Ordem de Messias para frear ações do INSS levanta suspeitas e revolta beneficiários
Documentos indicam tentativa de barrar processos sobre descontos ilegais em aposentadorias
Documentos internos da Advocacia-Geral da União (AGU) revelam que o advogado-geral da União, Jorge Messias, determinou, em 2023, a suspensão de ações judiciais que questionavam descontos associativos ilegais em benefícios do INSS. A informação foi revelada em reportagem do site Poder360 e provocou forte reação no meio político e entre aposentados prejudicados.
A decisão é vista como um gesto grave e controverso, pois atingiu diretamente milhares de beneficiários que buscavam na Justiça a devolução de valores descontados sem autorização — dinheiro que, para muitos, faz falta no básico do dia a dia.
Estratégia jurídica favoreceu o governo, não os aposentados
Segundo as orientações internas da AGU, como a Orientação nº 6/2023 e o documento PGF Comunica nº 59/2023, os procuradores federais foram instruídos a pedir a paralisação dos processos e a sustentar que o INSS não deveria ser responsabilizado diretamente pelos prejuízos causados aos aposentados e pensionistas.
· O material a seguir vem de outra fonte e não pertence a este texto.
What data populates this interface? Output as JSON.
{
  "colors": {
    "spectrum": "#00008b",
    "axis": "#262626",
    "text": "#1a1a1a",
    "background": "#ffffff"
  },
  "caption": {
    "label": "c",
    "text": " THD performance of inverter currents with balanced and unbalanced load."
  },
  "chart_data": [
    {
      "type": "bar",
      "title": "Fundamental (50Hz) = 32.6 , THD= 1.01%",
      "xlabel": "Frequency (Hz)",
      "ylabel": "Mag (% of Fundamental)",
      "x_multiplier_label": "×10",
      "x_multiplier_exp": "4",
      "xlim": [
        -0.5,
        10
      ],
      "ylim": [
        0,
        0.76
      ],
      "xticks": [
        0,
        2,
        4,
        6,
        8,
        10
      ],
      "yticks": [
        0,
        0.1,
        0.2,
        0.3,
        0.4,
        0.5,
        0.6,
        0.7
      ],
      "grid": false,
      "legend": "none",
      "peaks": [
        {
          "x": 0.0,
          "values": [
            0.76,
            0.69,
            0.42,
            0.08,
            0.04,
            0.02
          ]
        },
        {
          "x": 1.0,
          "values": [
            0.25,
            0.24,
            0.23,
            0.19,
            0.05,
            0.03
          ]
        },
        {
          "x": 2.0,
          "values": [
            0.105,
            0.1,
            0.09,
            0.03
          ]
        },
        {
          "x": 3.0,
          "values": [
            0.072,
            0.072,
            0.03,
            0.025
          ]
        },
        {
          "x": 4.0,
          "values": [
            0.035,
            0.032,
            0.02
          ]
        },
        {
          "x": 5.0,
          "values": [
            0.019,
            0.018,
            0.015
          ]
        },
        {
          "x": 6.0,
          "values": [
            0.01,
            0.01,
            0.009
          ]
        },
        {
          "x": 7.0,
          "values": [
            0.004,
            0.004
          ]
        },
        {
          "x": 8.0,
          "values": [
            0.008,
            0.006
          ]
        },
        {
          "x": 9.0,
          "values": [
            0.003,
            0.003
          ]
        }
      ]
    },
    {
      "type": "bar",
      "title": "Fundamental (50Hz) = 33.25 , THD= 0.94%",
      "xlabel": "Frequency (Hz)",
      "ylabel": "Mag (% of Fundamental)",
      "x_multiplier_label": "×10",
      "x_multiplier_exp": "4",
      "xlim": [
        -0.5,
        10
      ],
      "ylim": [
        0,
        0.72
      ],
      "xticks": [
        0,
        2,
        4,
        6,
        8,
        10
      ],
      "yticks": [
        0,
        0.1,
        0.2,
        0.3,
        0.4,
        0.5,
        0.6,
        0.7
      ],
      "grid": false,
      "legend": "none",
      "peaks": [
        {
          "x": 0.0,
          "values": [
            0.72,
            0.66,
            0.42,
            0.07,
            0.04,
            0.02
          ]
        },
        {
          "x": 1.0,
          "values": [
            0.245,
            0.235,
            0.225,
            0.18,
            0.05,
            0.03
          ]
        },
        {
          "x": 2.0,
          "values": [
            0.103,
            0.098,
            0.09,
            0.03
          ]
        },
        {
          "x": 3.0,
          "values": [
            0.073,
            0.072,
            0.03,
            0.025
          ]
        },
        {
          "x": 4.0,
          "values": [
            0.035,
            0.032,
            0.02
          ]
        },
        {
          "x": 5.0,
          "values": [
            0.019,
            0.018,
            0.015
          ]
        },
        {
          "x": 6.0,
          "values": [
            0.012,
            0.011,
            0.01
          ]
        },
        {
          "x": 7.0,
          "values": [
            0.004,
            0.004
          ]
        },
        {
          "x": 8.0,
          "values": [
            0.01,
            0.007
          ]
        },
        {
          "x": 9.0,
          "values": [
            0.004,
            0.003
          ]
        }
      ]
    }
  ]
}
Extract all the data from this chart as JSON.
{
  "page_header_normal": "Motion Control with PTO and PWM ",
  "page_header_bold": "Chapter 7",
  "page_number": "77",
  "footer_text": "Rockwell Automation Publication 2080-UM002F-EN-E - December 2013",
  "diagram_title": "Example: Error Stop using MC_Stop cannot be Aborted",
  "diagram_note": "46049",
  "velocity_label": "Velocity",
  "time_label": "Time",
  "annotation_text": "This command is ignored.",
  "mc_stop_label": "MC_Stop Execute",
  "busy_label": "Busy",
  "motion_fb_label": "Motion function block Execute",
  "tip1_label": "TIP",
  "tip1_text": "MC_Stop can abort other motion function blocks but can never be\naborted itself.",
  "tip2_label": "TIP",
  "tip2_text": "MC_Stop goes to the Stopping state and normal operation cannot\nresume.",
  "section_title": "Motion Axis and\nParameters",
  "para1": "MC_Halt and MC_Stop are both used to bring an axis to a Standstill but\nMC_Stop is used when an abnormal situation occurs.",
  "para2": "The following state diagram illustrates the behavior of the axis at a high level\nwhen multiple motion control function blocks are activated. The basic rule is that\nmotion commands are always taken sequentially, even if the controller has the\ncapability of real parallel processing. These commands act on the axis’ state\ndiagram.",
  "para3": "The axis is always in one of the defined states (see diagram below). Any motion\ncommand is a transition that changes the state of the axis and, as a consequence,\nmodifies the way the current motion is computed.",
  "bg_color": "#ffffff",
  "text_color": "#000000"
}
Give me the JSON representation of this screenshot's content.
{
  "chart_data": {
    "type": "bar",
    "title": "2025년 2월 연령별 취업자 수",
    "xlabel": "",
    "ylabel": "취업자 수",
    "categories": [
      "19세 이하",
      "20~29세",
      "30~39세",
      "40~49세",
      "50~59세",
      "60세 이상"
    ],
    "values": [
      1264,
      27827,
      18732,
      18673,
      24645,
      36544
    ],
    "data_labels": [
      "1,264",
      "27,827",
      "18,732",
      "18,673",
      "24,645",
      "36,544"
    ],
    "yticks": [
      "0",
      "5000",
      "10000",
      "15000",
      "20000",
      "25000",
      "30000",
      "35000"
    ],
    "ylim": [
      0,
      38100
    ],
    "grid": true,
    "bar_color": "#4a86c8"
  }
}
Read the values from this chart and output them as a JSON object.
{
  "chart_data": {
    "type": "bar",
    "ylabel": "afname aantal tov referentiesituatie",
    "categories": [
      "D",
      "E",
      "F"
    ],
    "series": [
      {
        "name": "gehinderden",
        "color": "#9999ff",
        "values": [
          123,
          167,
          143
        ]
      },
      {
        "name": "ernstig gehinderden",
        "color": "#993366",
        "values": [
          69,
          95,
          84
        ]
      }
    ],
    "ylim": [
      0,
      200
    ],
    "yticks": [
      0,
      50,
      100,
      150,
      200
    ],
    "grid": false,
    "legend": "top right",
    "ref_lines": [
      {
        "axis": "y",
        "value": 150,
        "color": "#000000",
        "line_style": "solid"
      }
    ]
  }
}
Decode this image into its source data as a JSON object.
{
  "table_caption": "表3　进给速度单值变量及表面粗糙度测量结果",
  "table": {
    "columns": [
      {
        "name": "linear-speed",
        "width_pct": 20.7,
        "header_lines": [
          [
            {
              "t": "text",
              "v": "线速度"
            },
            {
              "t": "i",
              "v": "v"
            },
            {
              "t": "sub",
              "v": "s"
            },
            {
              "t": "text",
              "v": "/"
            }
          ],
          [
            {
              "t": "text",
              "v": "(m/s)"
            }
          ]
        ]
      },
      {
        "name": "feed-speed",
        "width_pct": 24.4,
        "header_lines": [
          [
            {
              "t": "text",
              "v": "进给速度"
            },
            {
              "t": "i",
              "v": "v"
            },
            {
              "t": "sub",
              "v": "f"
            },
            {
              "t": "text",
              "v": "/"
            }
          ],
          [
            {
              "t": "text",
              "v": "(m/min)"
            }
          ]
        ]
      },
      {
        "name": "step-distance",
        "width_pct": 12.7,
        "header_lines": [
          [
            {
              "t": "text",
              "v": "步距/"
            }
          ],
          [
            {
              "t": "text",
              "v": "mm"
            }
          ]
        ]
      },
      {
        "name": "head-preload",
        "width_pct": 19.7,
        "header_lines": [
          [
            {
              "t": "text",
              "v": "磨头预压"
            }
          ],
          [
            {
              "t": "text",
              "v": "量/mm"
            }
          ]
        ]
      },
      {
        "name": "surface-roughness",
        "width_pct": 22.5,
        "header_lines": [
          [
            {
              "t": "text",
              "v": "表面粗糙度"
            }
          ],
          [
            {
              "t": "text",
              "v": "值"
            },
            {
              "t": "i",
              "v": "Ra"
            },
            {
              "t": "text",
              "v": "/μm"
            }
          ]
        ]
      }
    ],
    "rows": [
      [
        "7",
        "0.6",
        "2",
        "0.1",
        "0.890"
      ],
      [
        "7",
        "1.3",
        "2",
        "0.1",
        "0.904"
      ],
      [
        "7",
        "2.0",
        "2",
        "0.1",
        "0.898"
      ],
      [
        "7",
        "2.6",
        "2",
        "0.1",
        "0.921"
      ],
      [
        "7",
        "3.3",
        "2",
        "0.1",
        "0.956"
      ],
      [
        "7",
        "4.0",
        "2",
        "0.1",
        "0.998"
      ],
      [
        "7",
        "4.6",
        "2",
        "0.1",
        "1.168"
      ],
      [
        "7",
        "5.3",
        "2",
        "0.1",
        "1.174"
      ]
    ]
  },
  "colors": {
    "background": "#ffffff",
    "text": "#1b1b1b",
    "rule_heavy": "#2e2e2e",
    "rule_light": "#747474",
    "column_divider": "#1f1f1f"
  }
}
Na prática, a diretriz empurrou os processos para uma espécie de limbo jurídico, com suspensões que poderiam se prolongar indefinidamente, à espera de um posicionamento da Turma Nacional de Uniformização (TNU). O resultado foi um só: vítimas sem resposta, sem ressarcimento e sem justiça.
Documentos apagados e transparência em xeque
O caso ganhou contornos ainda mais graves após a deflagração da Operação Sem Desconto, conduzida pela Polícia Federal e pela Controladoria-Geral da União, que investigou um esquema bilionário de descontos ilegais em benefícios previdenciários.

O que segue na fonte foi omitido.